To assess efficacy and safety of telitacicept in a phase 3, multicenter, randomized, placebo-controlled study in patients with generalized myasthenia gravis (gMG).

In gMG, B cells produce autoantibodies targeting the acetylcholine receptor (AChR) and muscle-specific tyrosine kinase (MuSK), disrupting neuromuscular transmission, leading to muscle weakness. Telitacicept, a novel fusion protein, inhibits B lymphocyte stimulator (BLyS) and a proliferation-inducing ligand (APRIL), reducing B cell activity, and showed efficacy and tolerability in a phase 2 study of patients with gMG.

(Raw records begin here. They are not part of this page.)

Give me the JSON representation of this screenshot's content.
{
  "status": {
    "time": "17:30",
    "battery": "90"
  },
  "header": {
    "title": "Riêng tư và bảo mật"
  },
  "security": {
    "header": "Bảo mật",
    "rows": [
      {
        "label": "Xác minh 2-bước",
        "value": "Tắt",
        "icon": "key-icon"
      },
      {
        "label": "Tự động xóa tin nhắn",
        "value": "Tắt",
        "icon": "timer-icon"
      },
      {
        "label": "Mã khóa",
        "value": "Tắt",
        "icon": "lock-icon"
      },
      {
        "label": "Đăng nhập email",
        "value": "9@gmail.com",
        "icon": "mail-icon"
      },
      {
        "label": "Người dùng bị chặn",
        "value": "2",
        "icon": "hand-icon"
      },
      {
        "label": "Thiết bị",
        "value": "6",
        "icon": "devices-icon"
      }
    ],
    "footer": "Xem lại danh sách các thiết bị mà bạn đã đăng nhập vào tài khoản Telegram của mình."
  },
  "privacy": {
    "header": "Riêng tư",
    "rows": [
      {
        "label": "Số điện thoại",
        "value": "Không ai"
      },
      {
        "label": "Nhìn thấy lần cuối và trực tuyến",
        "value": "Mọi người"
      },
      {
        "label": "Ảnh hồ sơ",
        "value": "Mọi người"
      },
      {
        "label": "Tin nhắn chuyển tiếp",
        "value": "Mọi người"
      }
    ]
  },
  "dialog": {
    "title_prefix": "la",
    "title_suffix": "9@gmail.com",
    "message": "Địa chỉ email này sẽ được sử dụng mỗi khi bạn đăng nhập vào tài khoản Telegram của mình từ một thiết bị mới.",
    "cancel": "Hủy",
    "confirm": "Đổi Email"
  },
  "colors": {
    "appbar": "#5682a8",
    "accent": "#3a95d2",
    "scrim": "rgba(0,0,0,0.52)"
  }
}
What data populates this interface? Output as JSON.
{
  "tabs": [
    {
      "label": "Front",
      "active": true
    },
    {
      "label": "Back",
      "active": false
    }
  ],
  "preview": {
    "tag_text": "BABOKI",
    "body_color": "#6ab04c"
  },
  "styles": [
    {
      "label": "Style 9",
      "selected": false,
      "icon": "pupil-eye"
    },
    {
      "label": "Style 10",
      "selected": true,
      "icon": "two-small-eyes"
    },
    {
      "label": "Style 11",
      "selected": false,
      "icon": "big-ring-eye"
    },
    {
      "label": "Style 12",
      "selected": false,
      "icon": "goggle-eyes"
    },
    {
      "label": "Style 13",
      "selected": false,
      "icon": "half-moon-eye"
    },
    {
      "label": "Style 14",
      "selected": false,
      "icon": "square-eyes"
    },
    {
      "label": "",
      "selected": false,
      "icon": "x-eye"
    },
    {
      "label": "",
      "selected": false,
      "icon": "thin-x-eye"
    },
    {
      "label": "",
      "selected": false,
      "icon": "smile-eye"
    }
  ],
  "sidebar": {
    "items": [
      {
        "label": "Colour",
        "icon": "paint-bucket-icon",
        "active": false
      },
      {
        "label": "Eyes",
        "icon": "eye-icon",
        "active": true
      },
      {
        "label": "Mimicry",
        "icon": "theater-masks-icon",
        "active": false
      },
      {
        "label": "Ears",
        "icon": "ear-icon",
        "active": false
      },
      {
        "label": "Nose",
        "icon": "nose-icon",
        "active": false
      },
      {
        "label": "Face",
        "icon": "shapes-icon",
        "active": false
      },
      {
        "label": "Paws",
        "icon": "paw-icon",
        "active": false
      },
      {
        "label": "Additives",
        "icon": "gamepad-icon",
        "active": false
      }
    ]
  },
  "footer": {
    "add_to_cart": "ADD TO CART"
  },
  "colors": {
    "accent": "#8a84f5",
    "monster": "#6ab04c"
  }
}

Eligible patients were adults with confirmed gMG diagnosis, on stable standard treatment, with positive serum AChR or MuSK antibody, Myasthenia Gravis Foundation of America (MGFA) class II, III, or IVa, Myasthenia Gravis-Activities of Daily Living (MG-ADL) score ≥6, and Quantitative Myasthenia Gravis (QMG) score ≥8. During a 24-week, double-blind period, patients were randomized 1:1 to weekly subcutaneous telitacicept (240 mg) or placebo, then entered a 24-week, open-label period (weekly telitacicept [240 mg]). The primary endpoint was change in MG-ADL at Week 24. Secondary endpoints included change in QMG, and the proportion of patients with ≥3-point reduction in MG-ADL and ≥5-point reduction in QMG. Immunological and safety parameters were assessed.

114 eligible patients were randomized (telitacicept, n=57; placebo, n=57). At Week 24, change in MG-ADL was –6.4 and –1.6 with telitacicept and placebo, respectively (p<0.001); change in QMG was –7.8 and –1.9 (p<0.001). 98.1% and 12.0% of telitacicept and placebo patients had ≥3-point reduction in MG-ADL, respectively (p<0.001); 87.0% and 16.0% of patients had ≥5-point reduction in QMG (p<0.001). Immunoglobulin (Ig) G, A, and M levels decreased with telitacicept and were unchanged with placebo. The most frequently reported adverse event with telitacicept was IgM decrease.

Telitacicept demonstrated clinically meaningful efficacy and a safety profile consistent with data from studies in various indications. The 24-week, open-label period is ongoing.